Il Tortellini
Quando sentite parlare della cucina bolognese fate una riverenza, che se la merita. E' un modo di cucinare un pò grave, se vogliamo, perchè il clima così richiede, ma succulento, di buon gusto e salubre, tanto è vero che colà le longevità di ottanta e novant'anni sono più comuni che altrove.
30 grammi di Prosciutto grasso e magro
20 grammi di Mortadella di Bologna
60 grammi di midollo di bue
60 grammi di parmiggiano grattato
1 uovo
odore di noce moscata.
niente sale e pepe.
Tritate ben il prosciutto e la mortadella, tritate egualmente il midollo senza disfarlo al fuoco, aggiungetelo agli altri ingredienti ed introducete l'uovo mescolando bene. con questa dose ci vorrà una sfoglia di tre uova.
tirate la sfoglia molto sottile e poi ritagliate dei quadratini che andrete a chiudere facendo prima un piccolo triangolo e poi avvolgete le punte fra il dito mignolo.....cuocetolo in un buon brodo o di pollo o di manzo
IL TORTELLINO
100 gr. di mortadella di Bologna
100 gr. di prosciutto crudo
100 gr. di lombo di maiale
120 gr. di parmiggiano reggiano
noce moscata e un pizzico di sale
vino consigliato Pignoletto dei Colli Bolognesi. (vitigno che và diffondendosi sempre più.
Inserito nel comprensorio deo colli bolognese produce vino di colore giallo abbastanza chiaro, con impercettibili riflessi
verdognoli. Di profumo caratteristico e saggiamente delicato, quando è vinificato frizzante propone sfumature aromatiche. Il sapore rileva armonia e calore di pari grado, così come tanta gradevolezza, sia nella versione asciutta che leggermente amabile.

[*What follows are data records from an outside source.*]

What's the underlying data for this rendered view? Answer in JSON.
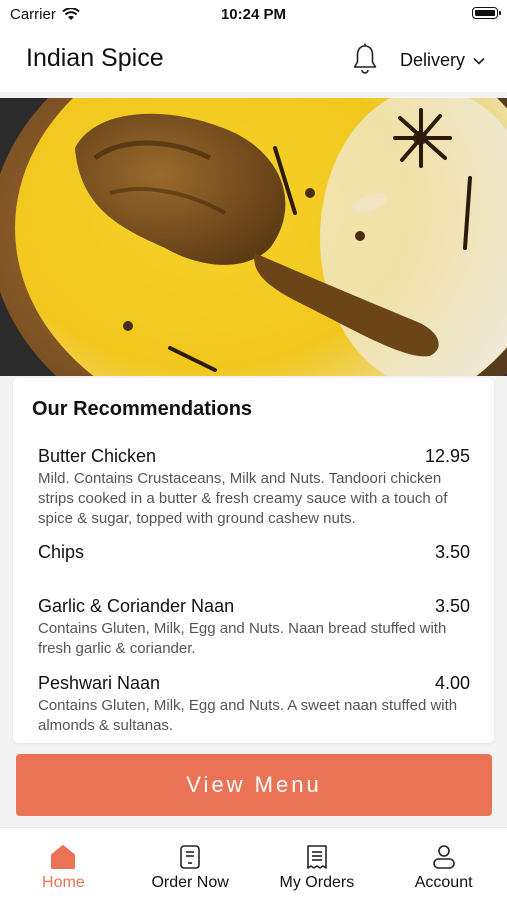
{
  "status_bar": {
    "carrier": "Carrier",
    "time": "10:24 PM"
  },
  "header": {
    "title": "Indian Spice",
    "mode": "Delivery",
    "notification_icon": "bell-icon"
  },
  "hero": {
    "alt": "Chicken biryani with yellow rice and spices"
  },
  "recommendations": {
    "heading": "Our Recommendations",
    "items": [
      {
        "name": "Butter Chicken",
        "price": "12.95",
        "description": "Mild. Contains Crustaceans, Milk and Nuts. Tandoori chicken strips cooked in a butter & fresh creamy sauce with a touch of spice & sugar, topped with ground cashew nuts."
      },
      {
        "name": "Chips",
        "price": "3.50",
        "description": ""
      },
      {
        "name": "Garlic & Coriander Naan",
        "price": "3.50",
        "description": "Contains Gluten, Milk, Egg and Nuts. Naan bread stuffed with fresh garlic & coriander."
      },
      {
        "name": "Peshwari Naan",
        "price": "4.00",
        "description": "Contains Gluten, Milk, Egg and Nuts. A sweet naan stuffed with almonds & sultanas."
      }
    ]
  },
  "cta": {
    "label": "View Menu"
  },
  "tabs": [
    {
      "label": "Home",
      "icon": "home-icon",
      "active": true
    },
    {
      "label": "Order Now",
      "icon": "order-icon",
      "active": false
    },
    {
      "label": "My Orders",
      "icon": "receipt-icon",
      "active": false
    },
    {
      "label": "Account",
      "icon": "person-icon",
      "active": false
    }
  ],
  "colors": {
    "accent": "#eb7355",
    "background": "#f3f3f3"
  }
}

Da servire fresco 9-11° C.
Il ragù tipico condimento bolognese si sposa con la tagliatella....
300 gr. di polpa di maiale macinato lombo o capocollo
300 gr. di muscolo di manzo macinato (cartella,scanello)
100 gr. di pancetta o guanciale
i prossimi ingredienti sono facoltativi ma le nonne li mettevano....
100 gr. di fegatini di pollo
100 gr. di prosciutto crudo tritato
150 gr. di salsiccia
preparate un fondo di cipolla,carota e sedano fare rosolare in olio di oliva versare tutta la carne lasciarla a lungo affinchè rimanga leggermente croccante, bagnarla con un pò di vino o bianco o rosso fare evaporare poi aggiungere un bicchiere di latte del concentrato di pomodoro (triplo della mutti) salare e pepare a piacimento fare bollire il tutto quando è pronto il sugo deve risultare ristretto ma non tanto....
Vino consigliato Sangiovese: dall'intenso colore rubino con accesi riflessi violacei il profumo è si intensamente vinoso ma poi sotto sotto sposa le grazie seducenti e delicate della viola. Il sapore risulta asciutto, tannico ma armonico, con inconfondibile leggero e piacevole retrogusto amarognolo. La gradazione alcolica mediamente elevata lo porta, in certe annate, a meritarsi un anno di invecchiamento, se non in casi particolari anche qualcosa di più. Difatti se ne imbottiglia anche un tipo definito superiore (minimo 12°) e altro riserva ( con almeno 2 anni di invecchiamento, a partire dal mese di gennaio successivo alla vendemmia). Il Sangiovese si serve degnamente accostandolo a primi piatti asciutti, ad arrosti di carni bianche o a bolliti (se giovane); se superiore o meglio ancora riserva accompagna felicemente carni di castrato ai ferri e cacciagione, sia di pelo che di penna.